There is a hazard that the C standard permits standard library functions to be implemented as function-like macros (C 2018 7.1.4 1). In this case, the reasoning above about sequence points might not apply. A program can force function calls by enclosing the name in parentheses so that it will not be treated as an invocation of a function-like macro: (printf)("foo") + (printf)("bar").

Answer 2

As noted elsewhere, if two function calls are used in an expression, a compiler may choose in Unspecified fashion which one will be invoked first, but all parts of one operation (chosen in Unspecified fashion) must precede all parts of the other. By contrast, if two operations are unsequenced, a compiler may interleave the parts of the operation.

A point I haven't seen mentioned, however, is that while many compilers are designed to process certain operations on primitive types in such a way that distinctions between "unsequenced" and "indeterminately sequenced" don't matter, some optimizers may produce machine code where such things could matter, especially in multi-threaded scenarios, so it's good to be concerned about such distinctions.

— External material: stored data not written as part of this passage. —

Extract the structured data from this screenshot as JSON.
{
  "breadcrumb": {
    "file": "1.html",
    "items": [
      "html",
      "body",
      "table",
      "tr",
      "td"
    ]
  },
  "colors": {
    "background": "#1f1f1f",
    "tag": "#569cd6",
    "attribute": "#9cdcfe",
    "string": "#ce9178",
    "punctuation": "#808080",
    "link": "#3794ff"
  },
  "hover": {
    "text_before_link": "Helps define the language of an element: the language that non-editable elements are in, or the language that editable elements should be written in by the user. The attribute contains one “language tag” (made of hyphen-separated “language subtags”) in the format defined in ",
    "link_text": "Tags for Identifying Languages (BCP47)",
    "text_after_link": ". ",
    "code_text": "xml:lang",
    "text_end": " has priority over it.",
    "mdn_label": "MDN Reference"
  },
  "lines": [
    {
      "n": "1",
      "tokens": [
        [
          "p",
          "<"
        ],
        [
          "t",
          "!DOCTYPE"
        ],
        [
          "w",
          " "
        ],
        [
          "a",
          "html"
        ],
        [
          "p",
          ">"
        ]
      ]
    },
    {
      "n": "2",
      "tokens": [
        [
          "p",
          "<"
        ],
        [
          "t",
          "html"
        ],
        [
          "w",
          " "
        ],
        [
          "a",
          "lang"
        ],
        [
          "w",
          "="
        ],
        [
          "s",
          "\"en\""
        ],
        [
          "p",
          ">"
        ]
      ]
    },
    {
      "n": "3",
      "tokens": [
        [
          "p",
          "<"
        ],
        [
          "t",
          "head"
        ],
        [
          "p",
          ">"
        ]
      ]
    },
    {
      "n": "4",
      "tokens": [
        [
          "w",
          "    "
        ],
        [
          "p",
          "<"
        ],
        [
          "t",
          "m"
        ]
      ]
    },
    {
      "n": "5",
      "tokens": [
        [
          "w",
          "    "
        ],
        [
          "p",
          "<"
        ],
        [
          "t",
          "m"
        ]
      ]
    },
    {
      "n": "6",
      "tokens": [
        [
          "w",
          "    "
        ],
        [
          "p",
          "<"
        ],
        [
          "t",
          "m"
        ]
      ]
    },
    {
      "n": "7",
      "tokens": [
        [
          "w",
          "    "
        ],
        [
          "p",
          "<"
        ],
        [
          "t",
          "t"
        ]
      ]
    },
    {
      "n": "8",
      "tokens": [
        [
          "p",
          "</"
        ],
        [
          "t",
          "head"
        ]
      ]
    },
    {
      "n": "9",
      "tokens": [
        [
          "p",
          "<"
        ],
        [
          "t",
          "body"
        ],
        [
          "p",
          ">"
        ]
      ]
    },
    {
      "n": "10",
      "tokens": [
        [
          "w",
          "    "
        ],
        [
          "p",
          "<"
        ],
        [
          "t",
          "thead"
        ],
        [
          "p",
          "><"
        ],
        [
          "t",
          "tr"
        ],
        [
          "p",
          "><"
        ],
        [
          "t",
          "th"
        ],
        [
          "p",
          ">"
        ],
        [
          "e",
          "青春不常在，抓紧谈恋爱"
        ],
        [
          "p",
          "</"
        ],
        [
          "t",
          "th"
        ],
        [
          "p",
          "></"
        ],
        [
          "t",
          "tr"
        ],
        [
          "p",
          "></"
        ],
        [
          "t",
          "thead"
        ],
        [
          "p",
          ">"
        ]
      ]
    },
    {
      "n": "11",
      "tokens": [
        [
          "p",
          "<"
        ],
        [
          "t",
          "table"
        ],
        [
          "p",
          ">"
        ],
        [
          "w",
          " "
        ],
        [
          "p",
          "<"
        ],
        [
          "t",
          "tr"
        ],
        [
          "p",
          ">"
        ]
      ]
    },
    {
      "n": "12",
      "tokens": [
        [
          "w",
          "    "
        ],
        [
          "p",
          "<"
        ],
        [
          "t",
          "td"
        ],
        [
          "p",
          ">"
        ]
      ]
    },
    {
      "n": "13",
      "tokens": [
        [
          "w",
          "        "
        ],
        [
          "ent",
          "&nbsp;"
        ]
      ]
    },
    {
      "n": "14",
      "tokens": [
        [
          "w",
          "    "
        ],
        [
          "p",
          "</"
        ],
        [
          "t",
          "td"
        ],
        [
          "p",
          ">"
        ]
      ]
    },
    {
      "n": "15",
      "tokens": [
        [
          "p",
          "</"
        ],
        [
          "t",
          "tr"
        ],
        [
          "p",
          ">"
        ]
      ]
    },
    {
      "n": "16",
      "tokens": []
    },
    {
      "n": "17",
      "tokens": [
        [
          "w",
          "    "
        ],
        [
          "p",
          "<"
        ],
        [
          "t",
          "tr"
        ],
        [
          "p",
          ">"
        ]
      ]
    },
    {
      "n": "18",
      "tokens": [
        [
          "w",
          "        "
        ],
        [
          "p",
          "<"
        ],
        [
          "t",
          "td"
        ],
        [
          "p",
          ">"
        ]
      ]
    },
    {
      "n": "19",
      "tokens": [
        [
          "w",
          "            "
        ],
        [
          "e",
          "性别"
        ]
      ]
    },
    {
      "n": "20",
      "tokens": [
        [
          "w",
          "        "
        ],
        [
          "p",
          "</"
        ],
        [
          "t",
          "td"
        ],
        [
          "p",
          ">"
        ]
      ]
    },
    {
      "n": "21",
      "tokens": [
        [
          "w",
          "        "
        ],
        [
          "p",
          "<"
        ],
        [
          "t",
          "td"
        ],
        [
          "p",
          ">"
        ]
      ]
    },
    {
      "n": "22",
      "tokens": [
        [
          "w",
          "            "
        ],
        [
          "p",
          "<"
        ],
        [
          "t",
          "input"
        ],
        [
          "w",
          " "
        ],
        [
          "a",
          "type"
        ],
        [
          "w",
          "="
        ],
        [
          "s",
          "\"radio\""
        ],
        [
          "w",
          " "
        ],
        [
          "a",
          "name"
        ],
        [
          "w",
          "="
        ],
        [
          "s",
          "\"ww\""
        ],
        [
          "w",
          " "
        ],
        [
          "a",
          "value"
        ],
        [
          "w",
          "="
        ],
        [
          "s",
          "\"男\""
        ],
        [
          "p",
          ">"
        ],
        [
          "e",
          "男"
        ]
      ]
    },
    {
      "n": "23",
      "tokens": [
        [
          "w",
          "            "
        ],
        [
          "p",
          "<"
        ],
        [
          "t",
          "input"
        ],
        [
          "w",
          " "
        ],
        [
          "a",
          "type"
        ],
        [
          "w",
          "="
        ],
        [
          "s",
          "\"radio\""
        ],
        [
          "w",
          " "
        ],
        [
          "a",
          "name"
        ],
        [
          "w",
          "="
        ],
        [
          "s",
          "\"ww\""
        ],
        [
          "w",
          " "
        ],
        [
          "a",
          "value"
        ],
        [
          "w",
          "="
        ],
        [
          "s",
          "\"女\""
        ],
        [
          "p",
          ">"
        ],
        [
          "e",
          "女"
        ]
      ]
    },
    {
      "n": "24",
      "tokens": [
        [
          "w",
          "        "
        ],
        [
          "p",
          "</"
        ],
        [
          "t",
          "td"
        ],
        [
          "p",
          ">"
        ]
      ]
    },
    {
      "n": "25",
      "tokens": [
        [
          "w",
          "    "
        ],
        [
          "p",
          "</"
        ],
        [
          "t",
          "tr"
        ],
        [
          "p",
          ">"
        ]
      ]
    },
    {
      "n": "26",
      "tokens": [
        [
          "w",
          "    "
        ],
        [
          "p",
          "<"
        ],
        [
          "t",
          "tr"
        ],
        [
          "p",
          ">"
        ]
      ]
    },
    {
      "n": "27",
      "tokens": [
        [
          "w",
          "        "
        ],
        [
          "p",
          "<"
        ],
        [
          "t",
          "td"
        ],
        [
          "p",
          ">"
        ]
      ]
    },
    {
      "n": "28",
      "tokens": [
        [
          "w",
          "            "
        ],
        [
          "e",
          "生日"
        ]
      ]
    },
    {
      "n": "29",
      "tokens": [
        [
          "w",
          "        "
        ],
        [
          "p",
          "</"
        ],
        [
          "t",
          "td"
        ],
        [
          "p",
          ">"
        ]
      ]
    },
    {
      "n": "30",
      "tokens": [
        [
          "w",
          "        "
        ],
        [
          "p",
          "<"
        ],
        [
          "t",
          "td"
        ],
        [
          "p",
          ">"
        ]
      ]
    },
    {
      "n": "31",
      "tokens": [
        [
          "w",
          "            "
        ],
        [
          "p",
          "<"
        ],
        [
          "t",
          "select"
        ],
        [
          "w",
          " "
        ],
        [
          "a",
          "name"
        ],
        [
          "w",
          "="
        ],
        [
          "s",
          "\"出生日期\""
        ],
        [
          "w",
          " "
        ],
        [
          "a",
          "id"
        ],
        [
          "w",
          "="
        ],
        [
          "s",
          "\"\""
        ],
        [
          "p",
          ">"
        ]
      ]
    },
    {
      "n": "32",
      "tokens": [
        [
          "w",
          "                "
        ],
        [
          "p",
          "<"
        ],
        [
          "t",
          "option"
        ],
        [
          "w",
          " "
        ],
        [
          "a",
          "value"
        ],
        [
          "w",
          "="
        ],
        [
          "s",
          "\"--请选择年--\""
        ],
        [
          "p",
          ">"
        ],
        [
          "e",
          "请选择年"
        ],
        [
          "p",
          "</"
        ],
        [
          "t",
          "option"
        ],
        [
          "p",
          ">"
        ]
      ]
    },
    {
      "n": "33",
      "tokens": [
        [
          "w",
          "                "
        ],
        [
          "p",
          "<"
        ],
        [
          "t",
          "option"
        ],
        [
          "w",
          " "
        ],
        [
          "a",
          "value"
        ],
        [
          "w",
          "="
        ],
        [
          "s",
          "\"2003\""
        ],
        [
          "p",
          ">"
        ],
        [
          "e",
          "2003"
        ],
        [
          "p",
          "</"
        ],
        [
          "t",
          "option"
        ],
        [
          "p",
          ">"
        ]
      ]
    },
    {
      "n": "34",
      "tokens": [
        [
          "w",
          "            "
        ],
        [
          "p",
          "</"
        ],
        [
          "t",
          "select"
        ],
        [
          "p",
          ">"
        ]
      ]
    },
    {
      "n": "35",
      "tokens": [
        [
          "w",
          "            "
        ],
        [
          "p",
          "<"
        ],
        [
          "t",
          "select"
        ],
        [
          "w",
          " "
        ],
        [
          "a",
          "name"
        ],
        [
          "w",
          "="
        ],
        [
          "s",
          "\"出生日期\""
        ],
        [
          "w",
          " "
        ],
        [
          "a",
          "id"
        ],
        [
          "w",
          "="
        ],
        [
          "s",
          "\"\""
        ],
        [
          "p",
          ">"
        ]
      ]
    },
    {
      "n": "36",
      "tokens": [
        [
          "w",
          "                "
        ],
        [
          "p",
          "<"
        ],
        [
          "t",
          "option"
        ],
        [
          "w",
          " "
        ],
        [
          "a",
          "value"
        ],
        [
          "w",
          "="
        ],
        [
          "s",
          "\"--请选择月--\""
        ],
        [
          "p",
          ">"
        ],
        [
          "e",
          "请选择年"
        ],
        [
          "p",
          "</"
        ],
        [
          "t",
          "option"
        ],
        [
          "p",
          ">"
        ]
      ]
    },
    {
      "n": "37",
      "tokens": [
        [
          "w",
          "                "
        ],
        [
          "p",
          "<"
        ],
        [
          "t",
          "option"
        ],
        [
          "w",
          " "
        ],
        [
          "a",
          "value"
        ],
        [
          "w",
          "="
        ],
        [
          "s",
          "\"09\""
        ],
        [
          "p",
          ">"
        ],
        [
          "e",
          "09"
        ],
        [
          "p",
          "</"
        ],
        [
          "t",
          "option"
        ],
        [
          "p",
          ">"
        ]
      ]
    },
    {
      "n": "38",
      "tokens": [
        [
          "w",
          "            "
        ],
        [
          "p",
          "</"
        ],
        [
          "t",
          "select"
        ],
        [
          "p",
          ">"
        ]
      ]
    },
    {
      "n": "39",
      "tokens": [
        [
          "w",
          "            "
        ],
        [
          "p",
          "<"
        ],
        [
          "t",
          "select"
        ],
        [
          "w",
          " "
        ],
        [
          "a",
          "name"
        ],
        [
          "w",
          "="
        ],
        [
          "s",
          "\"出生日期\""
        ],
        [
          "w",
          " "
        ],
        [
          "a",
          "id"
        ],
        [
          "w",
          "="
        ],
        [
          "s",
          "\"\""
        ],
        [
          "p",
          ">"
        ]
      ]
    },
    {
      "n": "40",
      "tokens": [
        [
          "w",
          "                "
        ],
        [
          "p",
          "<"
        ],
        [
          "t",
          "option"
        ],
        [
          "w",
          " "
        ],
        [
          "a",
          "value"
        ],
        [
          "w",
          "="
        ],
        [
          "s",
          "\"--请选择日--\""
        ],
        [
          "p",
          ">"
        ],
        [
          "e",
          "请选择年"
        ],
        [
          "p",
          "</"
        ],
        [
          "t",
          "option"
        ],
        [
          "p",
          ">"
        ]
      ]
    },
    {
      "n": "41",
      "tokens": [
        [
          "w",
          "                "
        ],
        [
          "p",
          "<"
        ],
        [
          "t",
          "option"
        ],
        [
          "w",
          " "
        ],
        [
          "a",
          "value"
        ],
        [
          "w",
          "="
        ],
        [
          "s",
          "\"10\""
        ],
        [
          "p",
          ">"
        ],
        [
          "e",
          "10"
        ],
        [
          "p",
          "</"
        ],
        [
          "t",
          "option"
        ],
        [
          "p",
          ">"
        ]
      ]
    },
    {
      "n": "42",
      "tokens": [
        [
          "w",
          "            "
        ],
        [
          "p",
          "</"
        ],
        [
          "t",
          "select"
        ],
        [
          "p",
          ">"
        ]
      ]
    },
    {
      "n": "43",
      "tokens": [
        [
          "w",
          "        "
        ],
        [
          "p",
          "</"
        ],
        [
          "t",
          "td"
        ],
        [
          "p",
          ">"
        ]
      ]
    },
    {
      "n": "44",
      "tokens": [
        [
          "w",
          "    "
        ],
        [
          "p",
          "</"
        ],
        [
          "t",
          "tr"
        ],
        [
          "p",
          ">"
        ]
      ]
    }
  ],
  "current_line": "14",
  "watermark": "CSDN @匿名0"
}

Consider a function like the following, if processed by gcc 9.2.1 with options -xc -O3 -mcpu=cortex-m0 [the Cortex-M0 is a popular current-production 32-bit core found in low-end microcontrollers]:

#include <stdint.h>
uint16_t incIfUnder32768(uint16_t *p)
{
    uint16_t temp = *p;
    return temp - (temp >> 15) + 1;
}

One might expect that if another thread were to change *p during the function, it would either perform the computation based upon the value of *p before the change, or perform the computation based upon the value after. The optimizer for gcc 9.2.1, however, will generate machine code as though the source code were written:

#include <stdint.h>
uint16_t incIfUnder32768(uint16_t *p)
{
    return *p - (*p >> 15) + 1;
}

If the value of *p were to e.g. change from 0xFFFF to 0, or 0 to 0xFFFF, the function might return 0xFFFF even though there would be no value *p could have held that would yield that result.

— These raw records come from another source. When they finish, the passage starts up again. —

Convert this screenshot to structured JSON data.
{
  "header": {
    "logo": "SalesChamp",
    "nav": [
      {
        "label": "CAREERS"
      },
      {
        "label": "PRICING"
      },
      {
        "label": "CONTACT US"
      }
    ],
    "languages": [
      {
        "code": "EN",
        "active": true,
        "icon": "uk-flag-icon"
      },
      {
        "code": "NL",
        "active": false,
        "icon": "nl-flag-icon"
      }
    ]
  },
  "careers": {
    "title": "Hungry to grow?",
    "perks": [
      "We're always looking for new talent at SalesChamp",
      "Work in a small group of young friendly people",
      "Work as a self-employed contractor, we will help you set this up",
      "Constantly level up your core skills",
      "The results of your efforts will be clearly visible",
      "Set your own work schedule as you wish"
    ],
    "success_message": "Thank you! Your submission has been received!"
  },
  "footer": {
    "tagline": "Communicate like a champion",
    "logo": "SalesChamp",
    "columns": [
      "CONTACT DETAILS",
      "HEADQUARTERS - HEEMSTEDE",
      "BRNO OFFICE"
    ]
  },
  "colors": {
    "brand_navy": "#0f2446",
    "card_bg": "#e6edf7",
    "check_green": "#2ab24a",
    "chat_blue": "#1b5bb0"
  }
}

Although compilers when the Standard was written would almost invariably extend the semantics of the language by processing many actions "in a documented fashion characteristic of the environment" regardless of whether the Standard would require them to do so, some "clever" compiler writers seek to exploit opportunities where deviating from such behaviors would allow "optimizations" that might or might not actually make code more efficient.

Answer 3

No it is not.

It is Unspecified Behaviour

Answer 4

You're probably asking because a program that tries to read an unspecified value (e.g. uninitialised int) has undefined behaviour.

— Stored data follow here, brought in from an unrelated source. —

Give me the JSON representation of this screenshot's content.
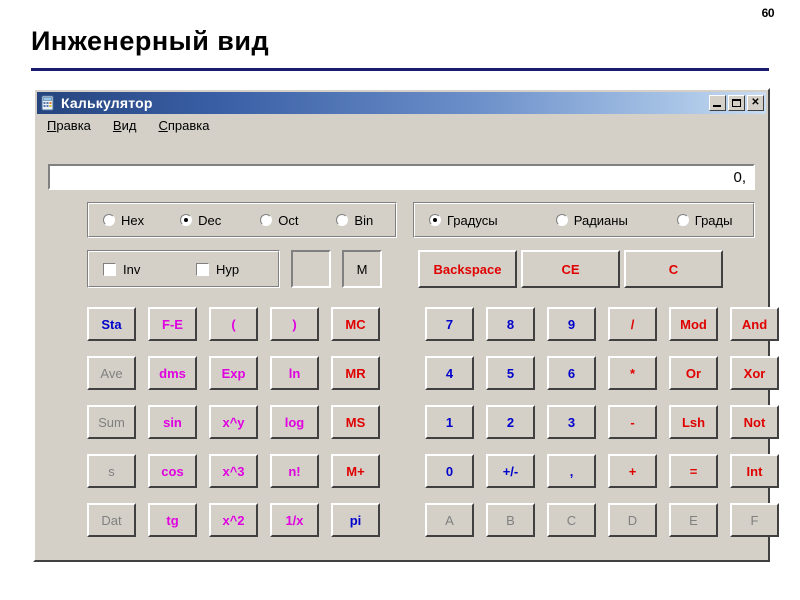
{
  "slide": {
    "title": "Инженерный вид",
    "page_number": "60",
    "rule_color": "#1b1b6f"
  },
  "window": {
    "title": "Калькулятор",
    "icon": "calculator-icon",
    "controls": [
      {
        "name": "minimize",
        "label": "_"
      },
      {
        "name": "maximize",
        "label": "□"
      },
      {
        "name": "close",
        "label": "✕"
      }
    ]
  },
  "menu": [
    {
      "label": "Правка",
      "mnemonic": "П",
      "rest": "равка"
    },
    {
      "label": "Вид",
      "mnemonic": "В",
      "rest": "ид"
    },
    {
      "label": "Справка",
      "mnemonic": "С",
      "rest": "правка"
    }
  ],
  "display": {
    "value": "0,"
  },
  "base_group": {
    "options": [
      {
        "label": "Hex",
        "selected": false
      },
      {
        "label": "Dec",
        "selected": true
      },
      {
        "label": "Oct",
        "selected": false
      },
      {
        "label": "Bin",
        "selected": false
      }
    ]
  },
  "angle_group": {
    "options": [
      {
        "label": "Градусы",
        "selected": true
      },
      {
        "label": "Радианы",
        "selected": false
      },
      {
        "label": "Грады",
        "selected": false
      }
    ]
  },
  "mode_group": {
    "options": [
      {
        "label": "Inv",
        "checked": false
      },
      {
        "label": "Hyp",
        "checked": false
      }
    ]
  },
  "indicators": {
    "paren": "",
    "memory": "M"
  },
  "edit_buttons": [
    {
      "label": "Backspace",
      "color": "red"
    },
    {
      "label": "CE",
      "color": "red"
    },
    {
      "label": "C",
      "color": "red"
    }
  ],
  "keypad": {
    "stat_column": [
      {
        "label": "Sta",
        "color": "blue",
        "disabled": false
      },
      {
        "label": "Ave",
        "color": "dim",
        "disabled": true
      },
      {
        "label": "Sum",
        "color": "dim",
        "disabled": true
      },
      {
        "label": "s",
        "color": "dim",
        "disabled": true
      },
      {
        "label": "Dat",
        "color": "dim",
        "disabled": true
      }
    ],
    "func_column_1": [
      {
        "label": "F-E",
        "color": "magenta"
      },
      {
        "label": "dms",
        "color": "magenta"
      },
      {
        "label": "sin",
        "color": "magenta"
      },
      {
        "label": "cos",
        "color": "magenta"
      },
      {
        "label": "tg",
        "color": "magenta"
      }
    ],
    "func_column_2": [
      {
        "label": "(",
        "color": "magenta"
      },
      {
        "label": "Exp",
        "color": "magenta"
      },
      {
        "label": "x^y",
        "color": "magenta"
      },
      {
        "label": "x^3",
        "color": "magenta"
      },
      {
        "label": "x^2",
        "color": "magenta"
      }
    ],
    "func_column_3": [
      {
        "label": ")",
        "color": "magenta"
      },
      {
        "label": "ln",
        "color": "magenta"
      },
      {
        "label": "log",
        "color": "magenta"
      },
      {
        "label": "n!",
        "color": "magenta"
      },
      {
        "label": "1/x",
        "color": "magenta"
      }
    ],
    "memory_column": [
      {
        "label": "MC",
        "color": "red"
      },
      {
        "label": "MR",
        "color": "red"
      },
      {
        "label": "MS",
        "color": "red"
      },
      {
        "label": "M+",
        "color": "red"
      },
      {
        "label": "pi",
        "color": "blue"
      }
    ],
    "digit_rows": [
      [
        {
          "label": "7",
          "color": "blue"
        },
        {
          "label": "8",
          "color": "blue"
        },
        {
          "label": "9",
          "color": "blue"
        },
        {
          "label": "/",
          "color": "red"
        },
        {
          "label": "Mod",
          "color": "red"
        },
        {
          "label": "And",
          "color": "red"
        }
      ],
      [
        {
          "label": "4",
          "color": "blue"
        },
        {
          "label": "5",
          "color": "blue"
        },
        {
          "label": "6",
          "color": "blue"
        },
        {
          "label": "*",
          "color": "red"
        },
        {
          "label": "Or",
          "color": "red"
        },
        {
          "label": "Xor",
          "color": "red"
        }
      ],
      [
        {
          "label": "1",
          "color": "blue"
        },
        {
          "label": "2",
          "color": "blue"
        },
        {
          "label": "3",
          "color": "blue"
        },
        {
          "label": "-",
          "color": "red"
        },
        {
          "label": "Lsh",
          "color": "red"
        },
        {
          "label": "Not",
          "color": "red"
        }
      ],
      [
        {
          "label": "0",
          "color": "blue"
        },
        {
          "label": "+/-",
          "color": "blue"
        },
        {
          "label": ",",
          "color": "blue"
        },
        {
          "label": "+",
          "color": "red"
        },
        {
          "label": "=",
          "color": "red"
        },
        {
          "label": "Int",
          "color": "red"
        }
      ],
      [
        {
          "label": "A",
          "color": "dim",
          "disabled": true
        },
        {
          "label": "B",
          "color": "dim",
          "disabled": true
        },
        {
          "label": "C",
          "color": "dim",
          "disabled": true
        },
        {
          "label": "D",
          "color": "dim",
          "disabled": true
        },
        {
          "label": "E",
          "color": "dim",
          "disabled": true
        },
        {
          "label": "F",
          "color": "dim",
          "disabled": true
        }
      ]
    ]
  }
}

That is not the case with unspecified order or indeterminately sequenced operations. You don't know what you'll get, but the program has well-defined behaviour.

The writing to stdout doesn't cause a problem because the value is not "unspecified" in that sense either. You can think of it more as an implementation-defined value, as a result of the unspecified ordering.

tl;dr: not everything "unspecified" leads to being "undefined".